[lustre-discuss] OST went back in time: no(?) hardware issue

Wed Oct 4 17:30:25 PDT 2023

On Oct 3, 2023, at 16:22, Thomas Roth via lustre-discuss <lustre-discuss at lists.lustre.org> wrote:
> 
> Hi all,
> 
> in our Lustre 2.12.5 system, we have "OST went back in time" after OST hardware replacement:
> - hardware had reached EOL
> - we set `max_create_count=0` for these OSTs, searched for and migrated off the files of these OSTs
> - formatted the new OSTs with `--replace` and the old indices
> - all OSTs are on ZFS
> - set the OSTs `active=0` on our 3 MDTs
> - moved in the new hardware, reused the old NIDs, old OST indices, mounted the OSTs
> - set the OSTs `active=1`
> - ran `lfsck` on all servers
> - set `max_create_count=200` for these OSTs
> 
> Now the "OST went back in time" messages appeard in the MDS logs.
> 
> This doesn't quite fit the description in the manual. There were no crashes or power losses. I cannot understand how which cache might have been lost.
> The transaction numbers quoted in the error are both large, eg. `transno 55841088879 was previously committed, server now claims 4294992012`
> 
> What should we do? Give `lfsck` another try?
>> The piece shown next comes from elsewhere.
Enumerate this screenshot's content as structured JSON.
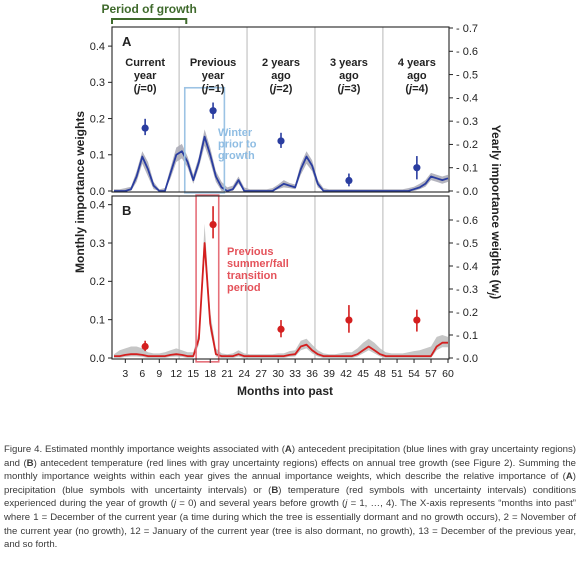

Nothing really to see here I think?

Did you delete LAST_RCVD during the replacement and the OST didn't know what transno was assigned to the last RPCs it sent?  The still-mounted clients have a record of this transno and are surprised that it was reset.  If you unmount and remount the clients the error would go away.

I'm not sure if the clients might try to preserve the next 55B RPCs in memory until the committed transno on the OST catches up, or if they just accept the new transno and get on with life?

Cheers, Andreas
--
Andreas Dilger
Lustre Principal Architect
Whamcloud